Dün akşam saatleri.. Televizyonda dünyanın en büyük filozofu Sünger Bob Kare Şort felsefelerini anlatıyor. Kan basımcım asansörcülük oynadı tüm gün boyunca.. Bi aşağı, bi yukarı.. Tam da ritmimiz metronomu yakalamışken ne oldu böyle anlamadım! İşte bu sırada heyecanlı bir ses haykırdı! Anımsarsınız sahibini “Oğlum Bana Bir Kalp Resmi Çizmiş Bugün” demiştim size.. Memleketimin ve Babam’ın adını taşıyan ve benimle aynı günde doğmuş olan oğlum seslendi..
-HALAAAAAAAAA.
-Efendim Ilgaz?
-Sen Aborjin’ lerden özür diledin mi?
-HALAAAAAAAAA.
-Efendim Ilgaz?
-Sen Aborjin’ lerden özür diledin mi?
- Anlamadım.. Sünger Bob mu bir şey dedi..
-Yok Hala.. Bi amca televizyonda dedi. Herhalde kötü bir şey yapmış. Özür dilerim dedi. Bir sürü insan bir sokakta toplanmıştı, gökyüzü ağlıyordu! Hepsi gökyüzünün yaşlarından korunmak için şemsiyelerin altına saklanmıştı. Hep birlikte özür dileriz dediler..
-Hmm!
-Hala ben de özür diledim..
-Kimden yavrum? Aborjin’ lerden mi?
-Yok Hala! Sünger Bob bu akşam seninle oynamadığım için özür dilerim. Ama arada başka oyuncaklarımı özlüyorum. Hala’m erken geldi onunla oynamak istiyorum. Yarın buluşalım tamam mı? Babaannem kek yapacak..

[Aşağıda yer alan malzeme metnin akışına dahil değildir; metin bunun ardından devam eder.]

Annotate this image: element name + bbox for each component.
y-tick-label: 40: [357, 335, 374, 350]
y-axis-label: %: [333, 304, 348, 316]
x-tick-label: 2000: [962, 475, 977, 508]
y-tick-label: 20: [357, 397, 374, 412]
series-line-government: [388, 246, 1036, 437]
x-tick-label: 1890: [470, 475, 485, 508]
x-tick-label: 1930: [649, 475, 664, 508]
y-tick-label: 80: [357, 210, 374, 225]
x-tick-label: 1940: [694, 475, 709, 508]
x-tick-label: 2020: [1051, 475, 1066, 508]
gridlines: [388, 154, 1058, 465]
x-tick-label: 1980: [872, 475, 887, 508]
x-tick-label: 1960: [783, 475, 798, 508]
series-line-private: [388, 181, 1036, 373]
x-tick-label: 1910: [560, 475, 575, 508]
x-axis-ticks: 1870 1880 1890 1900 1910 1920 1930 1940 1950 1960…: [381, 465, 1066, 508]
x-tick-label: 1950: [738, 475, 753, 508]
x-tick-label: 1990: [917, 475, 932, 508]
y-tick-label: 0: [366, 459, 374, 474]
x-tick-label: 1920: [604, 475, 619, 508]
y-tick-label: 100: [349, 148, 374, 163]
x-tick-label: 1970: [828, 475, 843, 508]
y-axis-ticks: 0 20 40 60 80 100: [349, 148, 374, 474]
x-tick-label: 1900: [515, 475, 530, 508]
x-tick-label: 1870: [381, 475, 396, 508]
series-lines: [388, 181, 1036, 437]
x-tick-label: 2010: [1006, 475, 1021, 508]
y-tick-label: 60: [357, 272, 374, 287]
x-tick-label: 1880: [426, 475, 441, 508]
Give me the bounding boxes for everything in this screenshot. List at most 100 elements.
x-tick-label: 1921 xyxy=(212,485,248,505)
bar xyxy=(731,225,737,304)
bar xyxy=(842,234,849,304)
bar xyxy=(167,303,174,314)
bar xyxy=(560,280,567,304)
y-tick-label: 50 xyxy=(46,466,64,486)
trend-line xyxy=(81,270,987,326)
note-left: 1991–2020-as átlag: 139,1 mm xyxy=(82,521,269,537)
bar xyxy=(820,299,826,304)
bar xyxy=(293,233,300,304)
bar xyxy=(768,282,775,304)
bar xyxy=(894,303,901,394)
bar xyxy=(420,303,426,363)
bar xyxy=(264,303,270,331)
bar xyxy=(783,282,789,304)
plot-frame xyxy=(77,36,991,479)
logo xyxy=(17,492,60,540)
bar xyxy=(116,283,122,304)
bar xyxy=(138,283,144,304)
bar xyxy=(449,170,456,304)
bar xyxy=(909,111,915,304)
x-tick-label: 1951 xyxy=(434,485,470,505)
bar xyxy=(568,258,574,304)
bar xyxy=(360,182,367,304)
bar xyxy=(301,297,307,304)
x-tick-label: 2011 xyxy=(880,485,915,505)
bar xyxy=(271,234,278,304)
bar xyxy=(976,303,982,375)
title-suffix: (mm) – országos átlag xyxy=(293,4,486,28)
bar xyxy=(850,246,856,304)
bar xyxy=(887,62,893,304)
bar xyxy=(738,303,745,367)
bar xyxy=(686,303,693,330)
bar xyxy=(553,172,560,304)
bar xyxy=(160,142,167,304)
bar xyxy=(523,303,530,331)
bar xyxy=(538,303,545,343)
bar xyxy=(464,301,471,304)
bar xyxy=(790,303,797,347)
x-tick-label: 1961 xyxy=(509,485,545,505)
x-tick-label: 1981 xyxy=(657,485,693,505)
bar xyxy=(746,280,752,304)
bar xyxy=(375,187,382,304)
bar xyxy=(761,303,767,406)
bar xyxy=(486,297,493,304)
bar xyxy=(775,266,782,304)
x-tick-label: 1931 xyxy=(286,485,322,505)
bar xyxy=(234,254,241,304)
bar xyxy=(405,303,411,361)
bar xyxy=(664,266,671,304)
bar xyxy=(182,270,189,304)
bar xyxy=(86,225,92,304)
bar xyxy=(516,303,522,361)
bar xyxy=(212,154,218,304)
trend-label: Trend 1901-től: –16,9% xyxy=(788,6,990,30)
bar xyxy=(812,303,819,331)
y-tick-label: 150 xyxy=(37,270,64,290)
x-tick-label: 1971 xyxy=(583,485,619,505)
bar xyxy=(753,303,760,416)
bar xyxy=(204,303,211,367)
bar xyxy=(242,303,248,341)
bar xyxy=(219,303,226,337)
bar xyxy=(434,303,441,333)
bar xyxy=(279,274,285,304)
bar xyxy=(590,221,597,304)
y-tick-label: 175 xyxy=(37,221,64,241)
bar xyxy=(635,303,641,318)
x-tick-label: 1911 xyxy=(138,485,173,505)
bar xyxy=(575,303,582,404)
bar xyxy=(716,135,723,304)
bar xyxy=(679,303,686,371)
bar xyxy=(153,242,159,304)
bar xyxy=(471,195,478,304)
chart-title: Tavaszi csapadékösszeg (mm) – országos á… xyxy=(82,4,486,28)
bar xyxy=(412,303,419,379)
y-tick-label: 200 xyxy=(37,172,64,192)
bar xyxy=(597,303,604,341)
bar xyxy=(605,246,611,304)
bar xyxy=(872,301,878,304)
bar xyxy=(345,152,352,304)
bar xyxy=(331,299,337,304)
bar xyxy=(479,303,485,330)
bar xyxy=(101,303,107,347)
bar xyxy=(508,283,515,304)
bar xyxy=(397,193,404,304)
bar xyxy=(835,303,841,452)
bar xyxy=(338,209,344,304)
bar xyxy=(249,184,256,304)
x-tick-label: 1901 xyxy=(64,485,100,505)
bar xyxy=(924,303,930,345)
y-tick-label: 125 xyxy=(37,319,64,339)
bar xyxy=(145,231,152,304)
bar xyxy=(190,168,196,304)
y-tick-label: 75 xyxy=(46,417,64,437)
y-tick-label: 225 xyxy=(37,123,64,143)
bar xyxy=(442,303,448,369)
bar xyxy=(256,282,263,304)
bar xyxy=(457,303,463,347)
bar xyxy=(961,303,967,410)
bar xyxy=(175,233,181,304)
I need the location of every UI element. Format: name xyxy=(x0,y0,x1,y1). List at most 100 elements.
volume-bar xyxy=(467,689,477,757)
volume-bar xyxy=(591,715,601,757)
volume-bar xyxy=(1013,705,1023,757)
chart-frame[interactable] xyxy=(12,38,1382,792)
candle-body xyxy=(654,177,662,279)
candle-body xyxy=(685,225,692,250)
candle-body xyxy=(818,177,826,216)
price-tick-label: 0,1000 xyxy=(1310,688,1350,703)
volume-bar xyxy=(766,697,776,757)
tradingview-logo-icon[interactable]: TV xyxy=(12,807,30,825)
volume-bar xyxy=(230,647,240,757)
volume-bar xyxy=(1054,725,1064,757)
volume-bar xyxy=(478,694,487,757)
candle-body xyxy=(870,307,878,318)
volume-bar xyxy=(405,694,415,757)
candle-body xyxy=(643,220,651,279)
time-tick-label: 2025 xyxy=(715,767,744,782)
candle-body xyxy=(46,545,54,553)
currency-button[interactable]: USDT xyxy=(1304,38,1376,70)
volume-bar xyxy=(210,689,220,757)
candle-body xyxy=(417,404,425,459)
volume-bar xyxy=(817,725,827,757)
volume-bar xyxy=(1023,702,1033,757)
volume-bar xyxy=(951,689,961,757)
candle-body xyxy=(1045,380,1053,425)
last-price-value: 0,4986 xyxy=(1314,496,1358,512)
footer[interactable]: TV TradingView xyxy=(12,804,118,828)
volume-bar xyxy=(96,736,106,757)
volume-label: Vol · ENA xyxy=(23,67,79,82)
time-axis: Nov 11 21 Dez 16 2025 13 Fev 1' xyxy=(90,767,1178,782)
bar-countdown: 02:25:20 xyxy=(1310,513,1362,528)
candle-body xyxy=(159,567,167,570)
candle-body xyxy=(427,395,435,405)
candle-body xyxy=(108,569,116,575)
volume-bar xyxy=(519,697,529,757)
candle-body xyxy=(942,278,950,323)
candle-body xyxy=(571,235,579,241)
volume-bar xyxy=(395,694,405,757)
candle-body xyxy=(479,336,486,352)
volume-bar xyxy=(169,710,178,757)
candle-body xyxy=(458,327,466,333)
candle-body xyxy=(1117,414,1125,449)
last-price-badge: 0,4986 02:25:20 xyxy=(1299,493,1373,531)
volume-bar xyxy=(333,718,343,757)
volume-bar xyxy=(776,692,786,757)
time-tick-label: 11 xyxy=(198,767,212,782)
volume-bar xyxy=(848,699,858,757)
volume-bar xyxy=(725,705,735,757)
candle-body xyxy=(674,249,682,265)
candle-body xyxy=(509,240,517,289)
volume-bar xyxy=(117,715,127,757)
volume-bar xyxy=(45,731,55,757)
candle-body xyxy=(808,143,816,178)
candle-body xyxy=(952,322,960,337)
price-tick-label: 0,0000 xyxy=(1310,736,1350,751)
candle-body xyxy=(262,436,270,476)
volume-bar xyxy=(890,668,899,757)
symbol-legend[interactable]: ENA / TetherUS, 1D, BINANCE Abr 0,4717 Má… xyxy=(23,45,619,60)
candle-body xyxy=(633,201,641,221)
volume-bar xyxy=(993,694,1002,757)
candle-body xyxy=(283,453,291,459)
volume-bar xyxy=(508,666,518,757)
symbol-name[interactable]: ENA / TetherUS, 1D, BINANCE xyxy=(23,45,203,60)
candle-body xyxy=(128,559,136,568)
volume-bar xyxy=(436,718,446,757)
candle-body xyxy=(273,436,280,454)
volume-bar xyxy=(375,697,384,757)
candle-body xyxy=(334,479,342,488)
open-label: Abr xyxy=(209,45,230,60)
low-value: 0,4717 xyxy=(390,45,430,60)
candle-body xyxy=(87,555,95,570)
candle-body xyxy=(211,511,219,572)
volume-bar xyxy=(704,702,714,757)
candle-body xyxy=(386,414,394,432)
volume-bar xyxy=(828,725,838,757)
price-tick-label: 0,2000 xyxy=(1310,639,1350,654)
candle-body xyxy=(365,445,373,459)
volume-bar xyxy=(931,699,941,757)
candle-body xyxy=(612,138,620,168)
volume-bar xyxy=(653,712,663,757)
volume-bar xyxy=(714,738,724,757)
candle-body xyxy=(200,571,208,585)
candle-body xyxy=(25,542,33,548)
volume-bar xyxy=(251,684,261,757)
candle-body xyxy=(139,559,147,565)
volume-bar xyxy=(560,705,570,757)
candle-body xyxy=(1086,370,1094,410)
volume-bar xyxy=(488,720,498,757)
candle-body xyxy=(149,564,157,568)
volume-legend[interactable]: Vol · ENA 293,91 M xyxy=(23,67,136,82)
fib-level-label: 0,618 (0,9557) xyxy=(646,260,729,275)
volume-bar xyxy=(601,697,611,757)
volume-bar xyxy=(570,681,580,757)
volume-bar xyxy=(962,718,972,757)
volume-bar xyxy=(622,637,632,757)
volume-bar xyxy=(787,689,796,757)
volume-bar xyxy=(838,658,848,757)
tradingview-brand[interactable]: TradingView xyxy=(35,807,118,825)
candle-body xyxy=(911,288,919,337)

-Demek kek yapacak yarın Annem! Ne şanslısın Ilgaz. Benim çocukluğum hep annemi özlemekle geçti.. Saat tam 18.00’da gelirdi eve annem. Elinde fileleri.. Kapıda karşılardık annemi özlemle öperdi bizi.. Hemen üzerini değiştirirdi. Mutfak masasına sıralanırdık Nazilli bardakları gibi.. Gözlerimize bakardı büyük bir heyecanla sorardı nasılsınız yavrular diye başlardı söze.. Önce defterler kontrol edilirdi ayıklanırken fasülyeler.. Sonra radyo tiyatrosunu dinlerdik.. Elektrik kesilirse çayda çıra oynardı Anne’m bizimle.. Sonra mum ışığında da olsa ödevler biterdi.. Üç kardeş kovalamaca oynarken kolumuz kırıldı bi gün Işık cennetten el salladı bize!!! (Kardeşim seni çok özledim! Özellikle bugünlerde daha çok özledim! Zihnime yoldaş buldum. Sana söylemek istedim.. Seni çok özledim.. Akan yaşarım korkma SEN değildir. Zamana sitemimdir! Gözlerinden öperim.. Dün Abim’le yemek yedik.. Kulaklarını çınlattık. Sandalyen boştu.. Yine koştuk kırlarda! Seni çok özledim.. Gülümse! Biz hissederiz.. Gülümse iyi işler yapıyoruz! Sana da dua ediyoruz. Ama oralara şimdilik gelemiyoruz.. Ve DEDE’me söyle! Onu çooooook özledim! Bi kez gelsin düşüme..) Baba’m çalınca zili bir sofra telaşı başlardı.. Koydukça tabakları masaya gelirdi matematik soruları.. Babam sayı, annem şiir adamıydı! Demek yarın kek yapacak NİNE’n sana! Tansiyonun hala asansörcülük oynamakta.. Sevdiğime söz verdim kendime iyi bakacağım diye oysa.. Ya Şubat çarptı! Ya da beyaz çarşaf sardı!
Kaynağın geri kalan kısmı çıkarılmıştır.